MDO/E.P. | Martes 06 de abril de 2010
El psicólogo de la Fiscalía de Menores de Madrid Javier Urra aseguró este martes que, tras la muerte de Cristina Martín en Seseña (Toledo), la Ley de Responsabilidad del Menor tiene "que ser endurecida". Por su parte, el Defensor del Menor de la Comunidad de Madrid, Arturo Canalda, señaló que este suceso se debe a la "crisis de valores" que impera en la sociedad.
En declaraciones a Onda Madrid, Urra señaló que la reforma se puede llevar a cabo "de dos o tres maneras", y por ejemplo, para los chavales de 17 y 18 años, "el equipo técnico debiera valorar en cada caso que se los juzgue como adulto o como menor".
"En los casos graves, endurecer las penas, donde pone cinco años, que se ponga más y donde pone ocho, otro tanto. Y, por último, no dejar en la absoluta irresponsabilidad a los menores de 14", aseveró Urra, quien indicó que los menores actuales son "mucho más duros" que los de hace una década y "eso es porque los padres y la sociedad está fallando clarísimamente en los valores esenciales de la compasión, el perdón, la empatía y el afecto".
Urra se refirió a la muerte de Cristina como un "hecho dramático incomprensible" y subrayó que perder a una hija "es lo peor que te puede pasar, pero perderla a manos de otro menor es incomprensible e inadmisible mental y emocionalmente". "Esto nos sitúa ante una realidad y es que no tenemos más delitos que antes pero sí más graves y que las chicas se implican en hechos que antes parecerían impensables", indicó.
Crisis de valores
El Defensor del Menor de la Comunidad de Madrid, Arturo Canalda, señaló este martes que el asesinato de la menor Cristina Martín en la localidad toledana de Seseña a manos, presuntamente, de otra menor se debe a la "crisis de valores" que impera en la sociedad.
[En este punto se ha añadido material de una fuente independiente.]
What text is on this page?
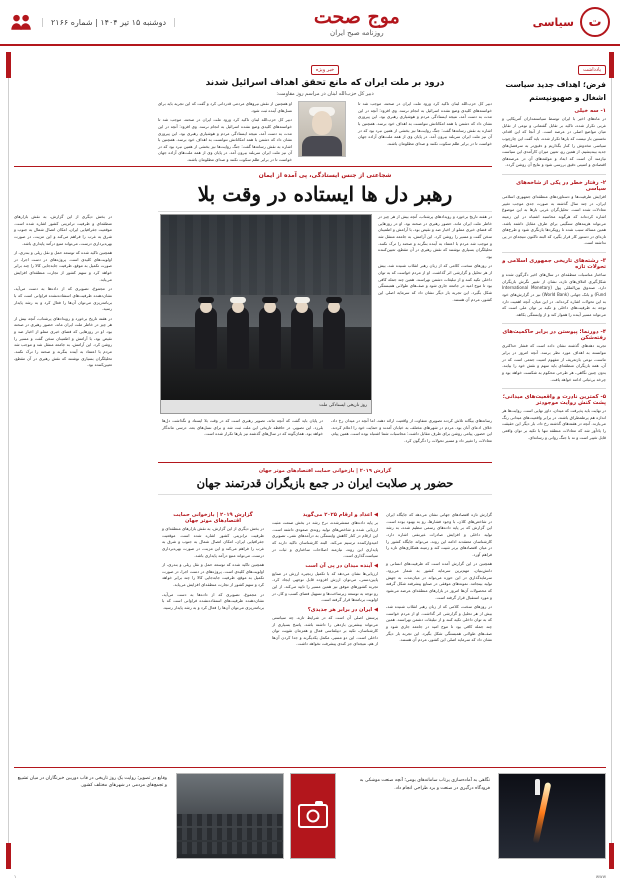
ت
سیاسی
موج صحت
روزنامه صبح ایران
دوشنبه ۱۵ تیر ۱۴۰۴ | شماره ۲۱۶۶
یادداشت
فرض؛ اهداف جدید سیاست
اشغال و صهیونیستم
۱- سه خیلی

در ماه‌های اخیر با ایران توسط سیاستمداران آمریکایی و غربی تکرار شده، تاکید بر تقابل گفتمانی و نوعی از تقابل میان مواضع اصلی در عرصه است. از آنجا که این اقدام، نخستین بار نیست که بارها تکرار شده، باید گفت این چارچوب سیاسی مخدوش را کنار بگذاریم و دقیق‌تر به سرفصل‌های جدید بیندیشیم. از همین رو، تعیین میزان کارآمدی این سیاست نیازمند آن است که ابعاد و مولفه‌های آن در عرصه‌های اقتصادی و امنیتی دقیق بررسی شود و نتایج آن روشن گردد.

۲- رفتار خطر در یکی از شاخه‌های سیاسی

افزایش ظرفیت‌ها و دستاوردهای منطقه‌ای جمهوری اسلامی ایران، در چند سال گذشته به صورت جدی موجب تغییر معادلات شده است. تحلیل‌گران غربی بارها به این موضوع اشاره کرده‌اند که هرگونه محاسبه اشتباه در این زمینه می‌تواند هزینه‌های سنگینی برای طرف مقابل داشته باشد. همین مساله سبب شده تا رویکردها بازنگری شود و طرح‌های تازه‌ای در دستور کار قرار بگیرد که البته تاکنون نتیجه‌ای در پی نداشته است.

۳- رشته‌های تاریخی جمهوری اسلامی و تحولات تازه

ساختار مناسبات منطقه‌ای در سال‌های اخیر دگرگون شده و شکل‌گیری ائتلاف‌های تازه، نشان از تغییر نگرش بازیگران دارد. صندوق بین‌المللی پول (International Monetary Fund) و بانک جهانی (World Bank) نیز در گزارش‌های خود به این تحولات اشاره کرده‌اند. در این میان، آنچه اهمیت دارد توجه به ظرفیت‌های داخلی و تکیه بر توان ملی است که می‌تواند مسیر آینده را هموار کند و از وابستگی بکاهد.

۴- دورنما؛ پیوستن در برابر حاکمیت‌های رفته‌شکن

تجربه دهه‌های گذشته نشان داده است که فشار حداکثری نتوانسته به اهداف مورد نظر برسد. آنچه امروز در برابر ماست، نوعی بازتعریف از مفهوم امنیت جمعی است که در آن، همه بازیگران منطقه‌ای باید سهم و نقش خود را بیابند. بدون چنین نگاهی، هر طرحی محکوم به شکست خواهد بود و چرخه بی‌ثباتی ادامه خواهد یافت.

۵- کمترین نادرت و واقعیت‌های میدانی؛ پشت کنش روایت موجودتر

در نهایت باید پذیرفت که میدان، داور نهایی است. روایت‌ها هر اندازه هم پرطمطراق باشند، در برابر واقعیت‌های میدانی رنگ می‌بازند. آنچه در هفته‌های گذشته رخ داد، بار دیگر این حقیقت را یادآور شد که معادلات منطقه تنها با تکیه بر توان واقعی قابل تغییر است و نه با جنگ روانی و رسانه‌ای.

خبر ویژه
درود بر ملت ایران که مانع تحقق اهداف اسرائیل شدند
دبیر کل حزب‌الله لبنان در مراسم روز مقاومت:

دبیر کل حزب‌الله لبنان تاکید کرد ورود ملت ایران در صحنه، موجب شد تا خواسته‌های کلیدی وضع نشده اسرائیل به انجام نرسد. وی افزود: آنچه در این مدت به دست آمد، نتیجه ایستادگی مردم و هوشیاری رهبری بود. این پیروزی نشان داد که دشمن با همه امکاناتش نتوانست به اهداف خود برسد. همچنین با اشاره به نقش رسانه‌ها گفت: جنگ روایت‌ها نیز بخشی از همین نبرد بود که در آن نیز ملت ایران سربلند بیرون آمد. در پایان وی از همه ملت‌های آزاده جهان خواست تا در برابر ظلم سکوت نکنند و صدای مظلومان باشند.

او همچنین از نقش نیروهای مردمی قدردانی کرد و گفت که این تجربه باید برای نسل‌های آینده ثبت شود.

دبیر کل حزب‌الله لبنان تاکید کرد ورود ملت ایران در صحنه، موجب شد تا خواسته‌های کلیدی وضع نشده اسرائیل به انجام نرسد. وی افزود: آنچه در این مدت به دست آمد، نتیجه ایستادگی مردم و هوشیاری رهبری بود. این پیروزی نشان داد که دشمن با همه امکاناتش نتوانست به اهداف خود برسد. همچنین با اشاره به نقش رسانه‌ها گفت: جنگ روایت‌ها نیز بخشی از همین نبرد بود که در آن نیز ملت ایران سربلند بیرون آمد. در پایان وی از همه ملت‌های آزاده جهان خواست تا در برابر ظلم سکوت نکنند و صدای مظلومان باشند.

شجاعتی از جنس ایستادگی، پی آمده از ایمان
رهبر دل ها ایستاده در وقت بلا
روز تاریخی ایستادگی ملت

در هفته تاریخ برخورد و رویدادهای پرشتاب، آنچه بیش از هر چیز در خاطر ملت ایران ماند، حضور رهبری در صحنه بود. او در روزهایی که فضای خبری مملو از اخبار ضد و نقیض بود، با آرامش و اطمینان سخن گفت و مسیر را روشن کرد. این آرامش، به جامعه منتقل شد و موجب شد مردم با اعتماد به آینده بنگرند و صحنه را ترک نکنند. تحلیلگران بسیاری نوشتند که نقش رهبری در آن مقطع، تعیین‌کننده بود.

در روزهای سخت، کلامی که از زبان رهبر انقلاب شنیده شد، بیش از هر تحلیل و گزارشی اثر گذاشت. او از مردم خواست که به توان داخلی تکیه کنند و از تبلیغات دشمن نهراسند. همین چند جمله کافی بود تا موج امید در جامعه جاری شود و صف‌های طولانی همبستگی شکل بگیرد. این تجربه بار دیگر نشان داد که سرمایه اصلی این کشور، مردم آن هستند.

رسانه‌های بیگانه تلاش کردند تصویری متفاوت از واقعیت ارائه دهند، اما آنچه در میدان رخ داد، خلاف ادعای آنان بود. مردم در شهرهای مختلف به خیابان آمدند و حمایت خود را اعلام کردند. این حضور، پیامی روشن برای طرف مقابل داشت: محاسبات شما اشتباه بوده است. همین پیام، معادلات را تغییر داد و مسیر تحولات را دگرگون کرد.

در پایان باید گفت که آنچه ماند، تصویر رهبری است که در وقت بلا ایستاد و نگذاشت دل‌ها بلرزد. این تصویر، در حافظه تاریخی این ملت ثبت شد و برای نسل‌های بعد، درسی ماندگار خواهد بود. همان‌گونه که در سال‌های گذشته نیز بارها تکرار شده است.

در بخش دیگری از این گزارش، به نقش بازارهای منطقه‌ای و ظرفیت ترانزیتی کشور اشاره شده است. موقعیت جغرافیایی ایران، امکان اتصال شمال به جنوب و شرق به غرب را فراهم می‌کند و این مزیت، در صورت بهره‌برداری درست، می‌تواند منبع درآمد پایداری باشد.

همچنین تاکید شده که توسعه حمل و نقل ریلی و بندری، از اولویت‌های کلیدی است. پروژه‌های در دست اجرا، در صورت تکمیل به موقع، ظرفیت جابه‌جایی کالا را چند برابر خواهد کرد و سهم کشور از تجارت منطقه‌ای افزایش می‌یابد.

در مجموع، تصویری که از داده‌ها به دست می‌آید، نشان‌دهنده ظرفیت‌های استفاده‌نشده فراوانی است که با برنامه‌ریزی می‌توان آن‌ها را فعال کرد و به رشد پایدار رسید.

در هفته تاریخ برخورد و رویدادهای پرشتاب، آنچه بیش از هر چیز در خاطر ملت ایران ماند، حضور رهبری در صحنه بود. او در روزهایی که فضای خبری مملو از اخبار ضد و نقیض بود، با آرامش و اطمینان سخن گفت و مسیر را روشن کرد. این آرامش، به جامعه منتقل شد و موجب شد مردم با اعتماد به آینده بنگرند و صحنه را ترک نکنند. تحلیلگران بسیاری نوشتند که نقش رهبری در آن مقطع، تعیین‌کننده بود.

گزارش ۲۰۱۹ | بازخوانی حمایت اقتصادهای موثر جهان
حضور پر صلابت ایران در جمع بازیگران قدرتمند جهان

گزارش تازه اقتصادهای جهانی نشان می‌دهد که جایگاه ایران در شاخص‌های کلان، با وجود فشارها، رو به بهبود بوده است. این گزارش که بر پایه داده‌های رسمی تنظیم شده، به رشد تولید داخلی و افزایش صادرات غیرنفتی اشاره دارد. کارشناسان معتقدند ادامه این روند، می‌تواند جایگاه کشور را در میان اقتصادهای برتر تثبیت کند و زمینه همکاری‌های تازه را فراهم آورد.

همچنین در این گزارش آمده است که ظرفیت‌های انسانی و دانش‌بنیان، مهم‌ترین سرمایه کشور به شمار می‌رود. سرمایه‌گذاری در این حوزه می‌تواند در میان‌مدت به جهش تولید بینجامد. نمونه‌های موفقی در صنایع پیشرفته شکل گرفته که محصولات آن‌ها امروز در بازارهای منطقه‌ای عرضه می‌شود و مورد استقبال قرار گرفته است.

در روزهای سخت، کلامی که از زبان رهبر انقلاب شنیده شد، بیش از هر تحلیل و گزارشی اثر گذاشت. او از مردم خواست که به توان داخلی تکیه کنند و از تبلیغات دشمن نهراسند. همین چند جمله کافی بود تا موج امید در جامعه جاری شود و صف‌های طولانی همبستگی شکل بگیرد. این تجربه بار دیگر نشان داد که سرمایه اصلی این کشور، مردم آن هستند.

◀ اعداد و ارقام ۲۰۲۵ می‌گوید

بر پایه داده‌های منتشرشده، نرخ رشد در بخش صنعت مثبت ارزیابی شده و شاخص‌های تولید روندی صعودی داشته است. این ارقام در کنار کاهش وابستگی به درآمدهای نفتی، تصویری امیدوارکننده ترسیم می‌کند. البته کارشناسان تاکید دارند که پایداری این روند، نیازمند اصلاحات ساختاری و ثبات در سیاست‌گذاری است.

◀ آینده میدان در پی آن است

ارزیابی‌ها نشان می‌دهد که با تکمیل زنجیره ارزش در صنایع پایین‌دستی، می‌توان ارزش افزوده قابل توجهی ایجاد کرد. تجربه کشورهای موفق نیز همین مسیر را تایید می‌کند. از این رو توجه به توسعه زیرساخت‌ها و تسهیل فضای کسب و کار، در اولویت برنامه‌ها قرار گرفته است.

◀ ایران در برابر هر جدیدی؟

پرسش اصلی آن است که در شرایط تازه، چه سیاستی می‌تواند بیشترین بازدهی را داشته باشد. پاسخ بسیاری از کارشناسان، تکیه بر دیپلماسی فعال و همزمان تقویت توان داخلی است. این دو مسیر، مکمل یکدیگرند و جدا کردن آن‌ها از هم، نتیجه‌ای جز کندی پیشرفت نخواهد داشت.

گزارش ۲۰۱۹ | بازخوانی حمایت اقتصادهای موثر جهان

در بخش دیگری از این گزارش، به نقش بازارهای منطقه‌ای و ظرفیت ترانزیتی کشور اشاره شده است. موقعیت جغرافیایی ایران، امکان اتصال شمال به جنوب و شرق به غرب را فراهم می‌کند و این مزیت، در صورت بهره‌برداری درست، می‌تواند منبع درآمد پایداری باشد.

همچنین تاکید شده که توسعه حمل و نقل ریلی و بندری، از اولویت‌های کلیدی است. پروژه‌های در دست اجرا، در صورت تکمیل به موقع، ظرفیت جابه‌جایی کالا را چند برابر خواهد کرد و سهم کشور از تجارت منطقه‌ای افزایش می‌یابد.

در مجموع، تصویری که از داده‌ها به دست می‌آید، نشان‌دهنده ظرفیت‌های استفاده‌نشده فراوانی است که با برنامه‌ریزی می‌توان آن‌ها را فعال کرد و به رشد پایدار رسید.

نگاهی به آماده‌سازی پرتاب سامانه‌های بومی؛ آنچه صنعت موشکی به فرودگاه درگیری در صنعت و برد طراحی انجام داد.
وقایع در تصویر؛ روایت یک روز تاریخی در قاب دوربین خبرنگاران در میان تشییع و تجمع‌های مردمی در شهرهای مختلف کشور.
www
۱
En declaraciones a la Cope, Canalda se preguntó qué es lo que lleva a dos menores a "quedar para pegarse y que una acabe matando a la otra". "Vivimos instalados en un relativismo donde derivamos la importancia de las cosas a otras que son menos importantes. Tenemos una crisis de valores de una profunda magnitud donde la vida humana no vale nada y donde en definitiva los chavales son lo que ven", declaró.
Así, el Defensor del Menor abogó por "volver a la educación en valores, en el respeto, en el esfuerzo, en dar valor, en empatizar, en ponerse en el lugar del otro, en ayudar a quien lo necesita y en el merito".